Em relação às características sociodemográficas, observa-se que a maior parte dos casos foi notificada pelos estados de São Paulo e do Rio de Janeiro. Cerca de 75,9% das pessoas notificadas eram do sexo masculino, 29,6% na faixa etária 30 a 39 anos (Tabela 1).

Tabela 1
Distribuição das notificações de eventos supostamente atribuíveis à vacinação e/ou imunização para a vacina contra a mpox por variáveis sociodemográficas. Brasil, março a julho de 2023.

Os maiores coeficientes de notificações foram para o Estado da Bahia (47,2 eventos supostamente atribuíveis à vacinação e/ou imunização por mil doses administradas), sexo feminino (14,5 eventos supostamente atribuíveis à vacinação e/ou imunização por mil doses administradas) e na faixa etária maior ou igual a 60 anos (5,3 eventos supostamente atribuíveis à vacinação e/ou imunização por mil doses administradas) (Tabela 1).

Entre as notificações, 33,8% foram classificadas como A1, isto é, reações relacionadas ao produto, causada ou precipitada pela vacina, ou por um ou mais dos componentes da vacina. Observa-se, também, que 98,5% das notificações não apresentavam outras vacinas coadministradas e, em 72,3% dos casos, a via de administração foi subcutânea e a utilização de vacina vencida foi o principal termo relatado como erro de imunização, o que se refere aos frascos não utilizados até quatro semanas após o descongelamento (Tabela 2).

Tabela 2
Descrição da causalidade, coadministração de vacinas e vias de administração das notificações de eventos supostamente atribuíveis à vacinação e/ou imunização por dose da vacina contra mpox. Brasil, março a julho de 2023.

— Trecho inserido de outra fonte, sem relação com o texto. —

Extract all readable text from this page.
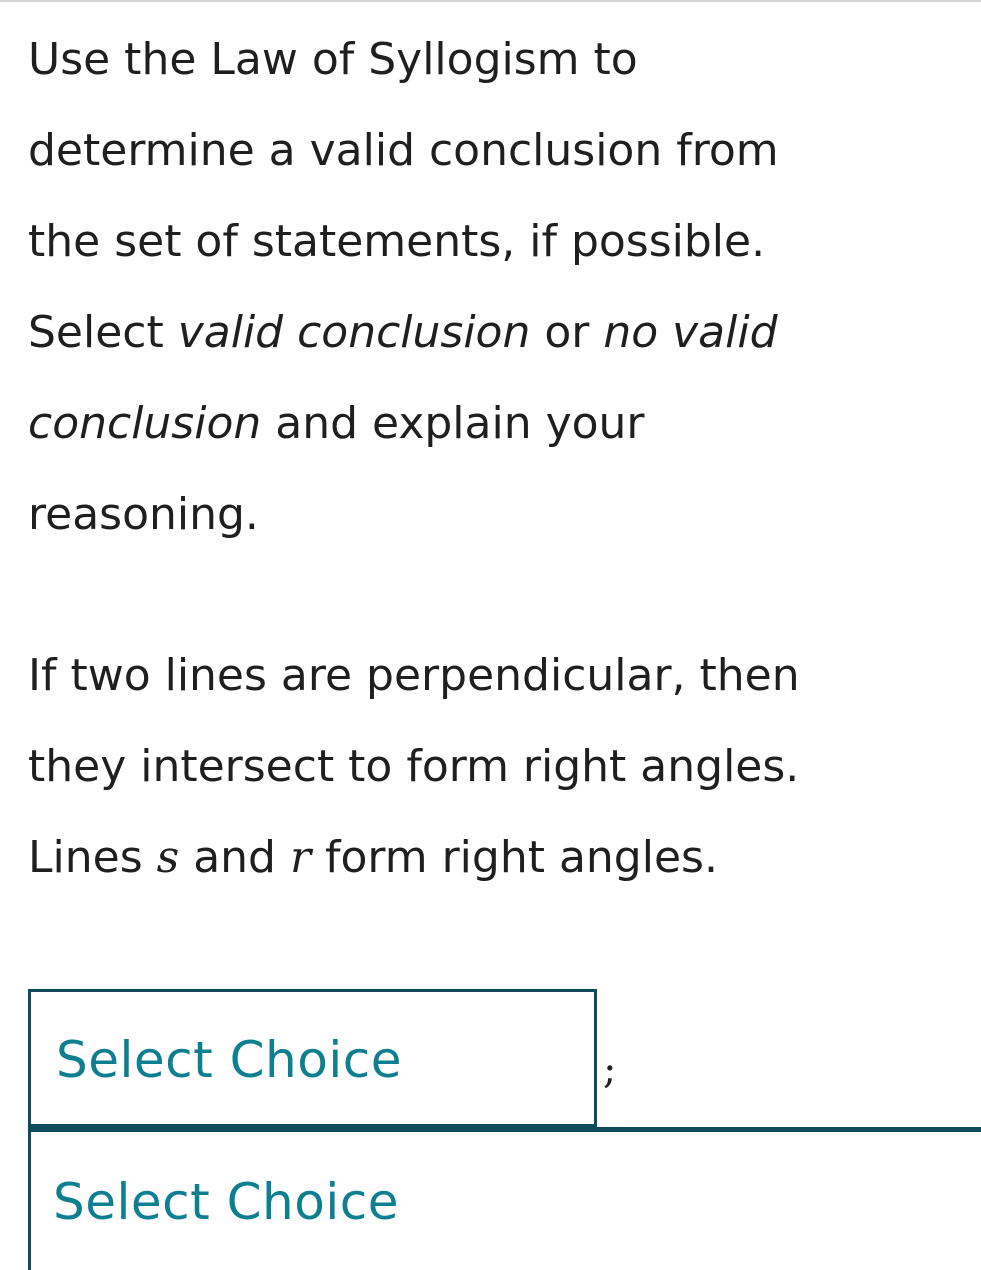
Use the Law of Syllogism to
determine a valid conclusion from
the set of statements, if possible.
Select valid conclusion or no valid
conclusion and explain your
reasoning.

If two lines are perpendicular, then
they intersect to form right angles.
Lines s and r form right angles.

Select Choice	;
Select Choice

Para as notificações de eventos supostamente atribuíveis à vacinação e/ou imunização, os principais sinais e sintomas descritos foram dor, edema, cefaleia, febre e mialgia (Tabela 3). A maioria dos casos (96%) iniciou sinais e sintomas em menos de 24 horas após a vacinação.

Tabela 3
Descrição dos termos nas notificações de eventos supostamente atribuíveis à vacinação e/ou imunização para a vacina contra a mpox. Brasil, março a julho de 2023.

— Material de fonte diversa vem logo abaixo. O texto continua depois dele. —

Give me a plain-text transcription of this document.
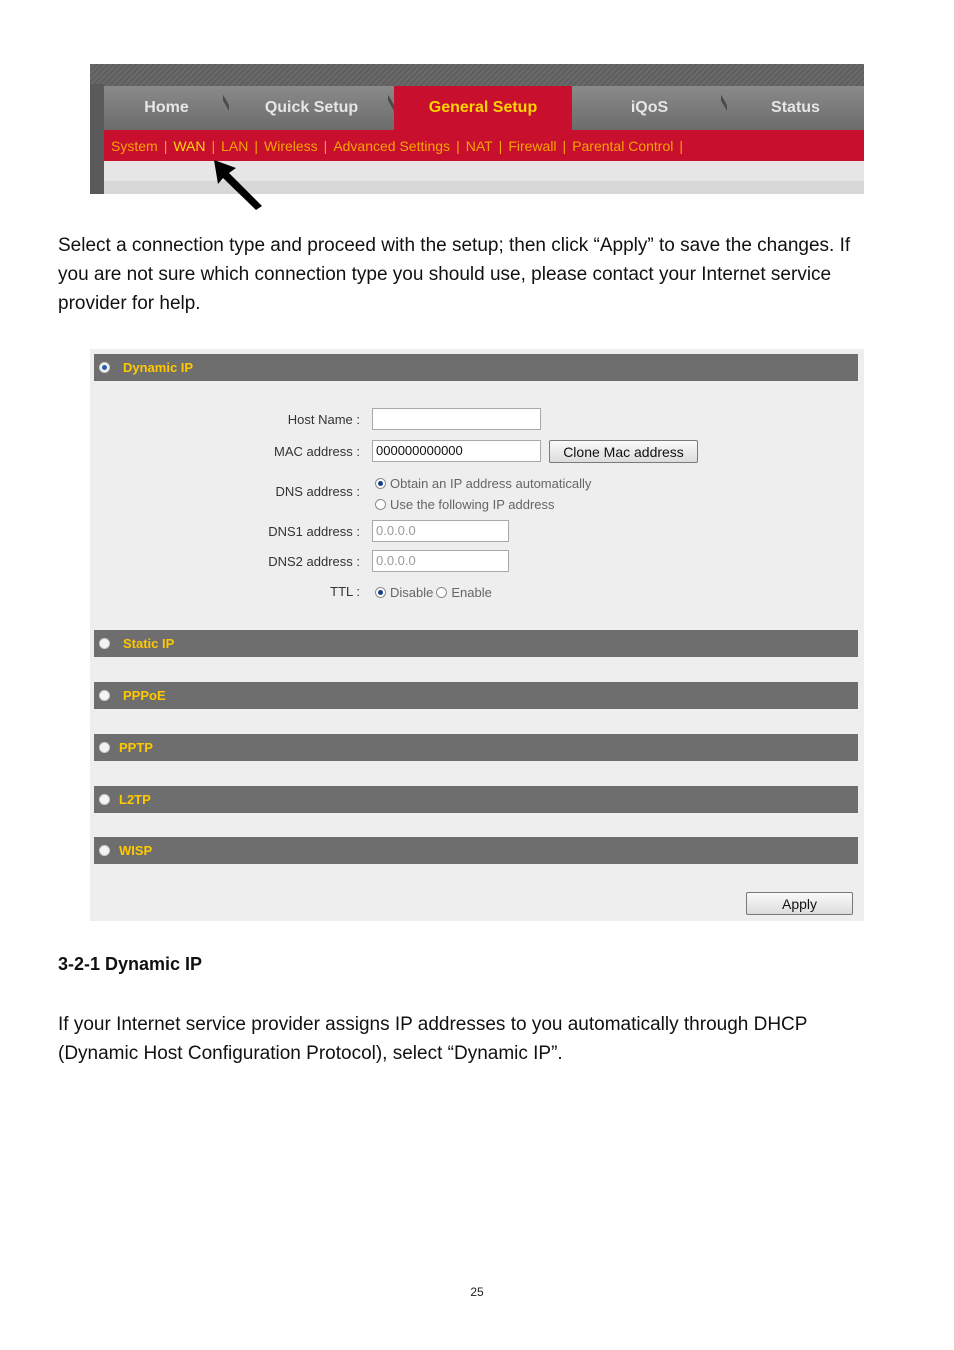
Home	Quick Setup	General Setup	iQoS	Status
System | WAN | LAN | Wireless | Advanced Settings | NAT | Firewall | Parental Control |
Select a connection type and proceed with the setup; then click “Apply” to save the changes. If you are not sure which connection type you should use, please contact your Internet service provider for help.
Dynamic IP
Host Name :
MAC address :	000000000000	Clone Mac address
DNS address :
Obtain an IP address automatically
Use the following IP address
DNS1 address :	0.0.0.0
DNS2 address :	0.0.0.0
TTL : Disable Enable
Static IP
PPPoE
PPTP
L2TP
WISP
Apply
3-2-1 Dynamic IP
If your Internet service provider assigns IP addresses to you automatically through DHCP (Dynamic Host Configuration Protocol), select “Dynamic IP”.
25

O caso de eventos supostamente atribuíveis à vacinação e/ou imunização grave teve sua causalidade classificada como B2, isto é, os dados da investigação são conflitantes em relação à causalidade. Tratava-se de um paciente vivendo com HIV que apresentou crise convulsiva 48 horas após a administração da vacina, com observação hospitalar por até 24 horas. Apesar da relação temporal com a vacinação, outros diagnósticos diferenciais, comuns em pacientes imunocomprometidos não foram investigados e/ou descartados. Em avaliação pela esfera federal, foi mantida a causalidade classificada pelo estado; no entanto, por não atender aos critérios de gravidade descritos no manual de eventos supostamente atribuíveis à vacinação e/ou imunização, o caso foi reclassificado como não grave.

Discussão

Este é o primeiro estudo a documentar e descrever os resultados da vacinação contra a mpox no Brasil, com foco na segurança da vacina, após o monitoramento realizado pela farmacovigilância nos serviços do Sistema Único de Saúde (SUS). Este estudo aponta que a distribuição dos casos confirmados de mpox e o início da vacinação no Brasil ocorreram em momentos distintos no período avaliado. Adicionalmente, os dados de farmacovigilância indicam que o número de notificações de eventos supostamente atribuíveis à vacinação e/ou imunização para a vacina contra a mpox (Jynneos) foi menor do que o esperado (> 10% de reações classificadas como comuns). Não foi registrada ocorrência de eventos supostamente atribuíveis à vacinação e/ou imunização grave ou de óbito após a vacinação, e, a partir dos sinais e sintomas avaliados, não foi identificado nenhum sinal de segurança novo ou inusitado para essa vacina.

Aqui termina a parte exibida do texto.